Keep your Friends close,

Keep your Enemys closer :wink:


----------



## mighTy Tee (Jul 10, 2002)

Correct me if I am wrong.

You don't have to be a member of the TTOC to go to HMC?

Therefore this is not a TTOC issue but and I would agree borderline either a TT issue or Off Topic.

More forum moderation for the sake of it :?


----------



## ronin (Sep 6, 2003)

They showed at the AMD rolling road, nice fellas and a good laugh, what other situation could you have to be allowed to drive your car past them and see who get the highest speed?


----------



## Dont I Recognise You (Oct 10, 2003)

mighTy Tee said:


> Correct me if I am wrong.
> 
> You don't have to be a member of the TTOC to go to HMC?
> 
> ...


But it is *specifically* about a TTOC organised event 

(and no, it wasn't me who moved it - but only cos 1 of the other mods beat me to it )


----------



## mighTy Tee (Jul 10, 2002)

Don't I Recognise You? said:


> mighTy Tee said:
> 
> 
> > Correct me if I am wrong.
> ...


Sorry Wayne but I still think it is petty moderation.

The subject fits into several forum groups here, including the one I put it in.

As a regular forum user (with 3 years experience of this forum), there seems IMO to be a trend of moving/moderating stuff on a whim. This is not a personal dig at you Wayne. A recent thread highlighted how it is one rule for a moderator (and was not moderated by other moderators) and another rule for active members.

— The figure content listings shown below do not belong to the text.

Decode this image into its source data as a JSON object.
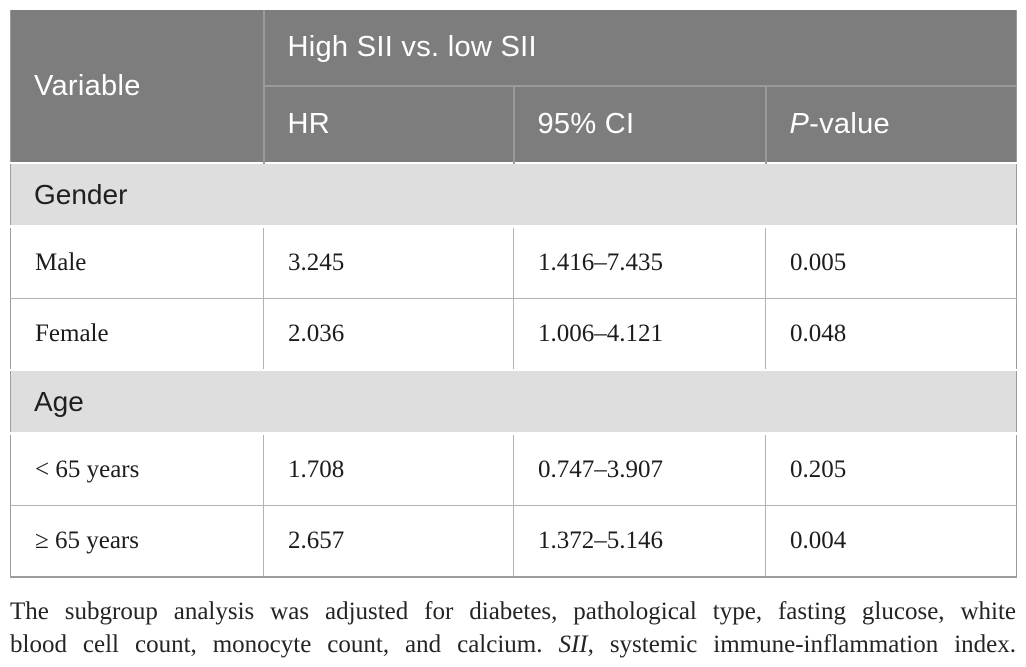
{
  "table": {
    "header": {
      "variable": "Variable",
      "group": "High SII vs. low SII",
      "hr": "HR",
      "ci": "95% CI",
      "p_italic": "P",
      "p_rest": "-value"
    },
    "sections": [
      {
        "label": "Gender",
        "rows": [
          {
            "variable": "Male",
            "hr": "3.245",
            "ci": "1.416–7.435",
            "p": "0.005"
          },
          {
            "variable": "Female",
            "hr": "2.036",
            "ci": "1.006–4.121",
            "p": "0.048"
          }
        ]
      },
      {
        "label": "Age",
        "rows": [
          {
            "variable": "< 65 years",
            "hr": "1.708",
            "ci": "0.747–3.907",
            "p": "0.205"
          },
          {
            "variable": "≥ 65 years",
            "hr": "2.657",
            "ci": "1.372–5.146",
            "p": "0.004"
          }
        ]
      }
    ]
  },
  "footnote": {
    "line1": "The subgroup analysis was adjusted for diabetes, pathological type, fasting glucose, white",
    "line2_pre": "blood cell count, monocyte count, and calcium. ",
    "line2_abbr": "SII",
    "line2_post": ", systemic immune-inflammation index."
  },
  "colors": {
    "header_bg": "#7d7d7d",
    "header_divider": "#9a9a9a",
    "header_text": "#ffffff",
    "section_bg": "#dedede",
    "body_border": "#b2b2b2",
    "outer_border": "#9c9c9c",
    "body_text": "#1c1c1c"
  },
  "chart_data": {
    "type": "table",
    "title": "High SII vs. low SII subgroup analysis",
    "columns": [
      "Variable",
      "HR",
      "95% CI",
      "P-value"
    ],
    "rows": [
      [
        "Gender",
        "",
        "",
        ""
      ],
      [
        "Male",
        3.245,
        "1.416–7.435",
        0.005
      ],
      [
        "Female",
        2.036,
        "1.006–4.121",
        0.048
      ],
      [
        "Age",
        "",
        "",
        ""
      ],
      [
        "< 65 years",
        1.708,
        "0.747–3.907",
        0.205
      ],
      [
        "≥ 65 years",
        2.657,
        "1.372–5.146",
        0.004
      ]
    ]
  }
}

This is petty supidity and does little for the reputation of the TTF or TTOC.

[cynical] Was this done because I had a bit of a lively debate recently with a moderator? [/cynical]

I have now said my bit and regard the subject closed.


----------



## clived (May 6, 2002)

Richard, I moved it. Thank you for your kind words.



mighTy Tee said:


> Correct me if I am wrong.
> 
> You don't have to be a member of the TTOC to go to HMC?
> 
> ...


Richard,

The only people that could have / can change in the future what happens at TTOC events are the TTOC committee as directed by the TTOC membership. What non-TTOC members think on this issue will not guide what the TTOC committee organises. What TTOC members think, very much will. The poll is nothing to do with a owning or running a TT OTHER than it relates to a TTOC event.

I did not move the post "on a whim". It was clear to me that for a discussion of TTOC policy (I assume the point of your thread is that you either agree or disagree with it being there and would therefore like to see a change or status quo kept) about a TTOC event, there was a more appropriate forum than the main TT Forum.


----------



## jock (May 12, 2002)

Why not it keeps them off the streets for the day! :lol:


----------



## M T Pickering (Aug 11, 2004)

Did you see the queue on Sunday to chat to the Police! :lol:

Shocking :wink:


----------